Atividades não-pedagógicas e espaço físico

Embora o governo do estado de São Paulo reforce que todas as atividades pedagógicas permanecerão sob a gestão exclusiva da Seduc-SP, sindicatos e outras entidades relacionadas à área da educação criticam a distinção feita entre as atividades pedagógicas e aquelas classificadas pelo poder estadual como “não pedagógicas”.

Na ação movida pela Apeoesp (Sindicato dos Professores do Ensino Oficial do Estado de São Paulo) para suspender o leilão do Novas Escolas, o juiz Luis Manuel Fonseca Pires — que acatou a decisão do sindicato — entendeu que essa distinção seria artificial.
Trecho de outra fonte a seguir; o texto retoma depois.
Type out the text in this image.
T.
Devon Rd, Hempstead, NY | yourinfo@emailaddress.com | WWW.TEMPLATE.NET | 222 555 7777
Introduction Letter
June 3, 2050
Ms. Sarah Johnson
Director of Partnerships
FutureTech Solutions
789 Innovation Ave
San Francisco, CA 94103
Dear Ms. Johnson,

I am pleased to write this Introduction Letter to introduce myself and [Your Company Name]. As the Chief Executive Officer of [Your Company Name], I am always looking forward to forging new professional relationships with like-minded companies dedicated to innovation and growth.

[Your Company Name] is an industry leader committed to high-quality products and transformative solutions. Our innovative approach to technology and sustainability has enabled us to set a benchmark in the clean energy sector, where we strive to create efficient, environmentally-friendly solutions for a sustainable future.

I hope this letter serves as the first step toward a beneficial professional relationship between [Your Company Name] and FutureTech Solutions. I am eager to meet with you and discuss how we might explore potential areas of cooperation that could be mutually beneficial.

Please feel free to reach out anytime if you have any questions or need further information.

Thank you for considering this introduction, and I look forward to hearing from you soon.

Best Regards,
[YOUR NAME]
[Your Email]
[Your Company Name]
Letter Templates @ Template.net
“Incorre-se em erro de compreensão sobre os múltiplos sentidos da pedagogia ao se sustentar alguma imaginária independência da estrutura física em relação ao projeto educacional, propõe-se uma artificial divisão entre a gestão do espaço físico escolar e a atividade desenvolvida em sala de aula”, afirma a decisão judicial — que foi, posteriormente, revogada.

Em uma nota pública, a Associação Nacional de Política e Administração da Educação (Anpae) também afirma ser “impossível na prática” separar a gestão administrativa da pedagógica. Segundo a associação, ao estabelecer que a empresa contratada deverá “criar centros educativos com ambientes integrados, tecnologia, espaços de inovação e de estudo individual”, o programa estadual transfere à iniciativa privada o planejamento e a organização arquitetônica das unidades escolares, o que teria influência direta no processo pedagógico.

Em 30 de outubro, o AFP Checamos perguntou à Seduc-SP quem ficaria responsável pela arquitetura das novas unidades educacionais. Em resposta, a secretaria afirmou que, conforme previsto no edital (1, 2), as novas escolas terão três modelos, com 21, 28 ou 35 salas de aula, e que as estruturas devem contar com “ambientes integrados e interligados, uso interativo de tecnologia, auditório de múltiplo uso, e espaços dedicados a esportes, cultura, vivência, estudo”. A pasta acrescentou que a Agência Reguladora de Serviços Públicos do Estado de São Paulo (Arsesp) será responsável pela regulação e fiscalização dos serviços prestados pela concessionária.

Consultada novamente em 1º de novembro, a Seduc-SP confirmou ao AFP Checamos, por telefone, que o projeto arquitetônico das novas unidades educacionais ficará a cargo da empresa contratada, reforçando que tal projeto deverá cumprir com os parâmetros e modelos previstos no edital.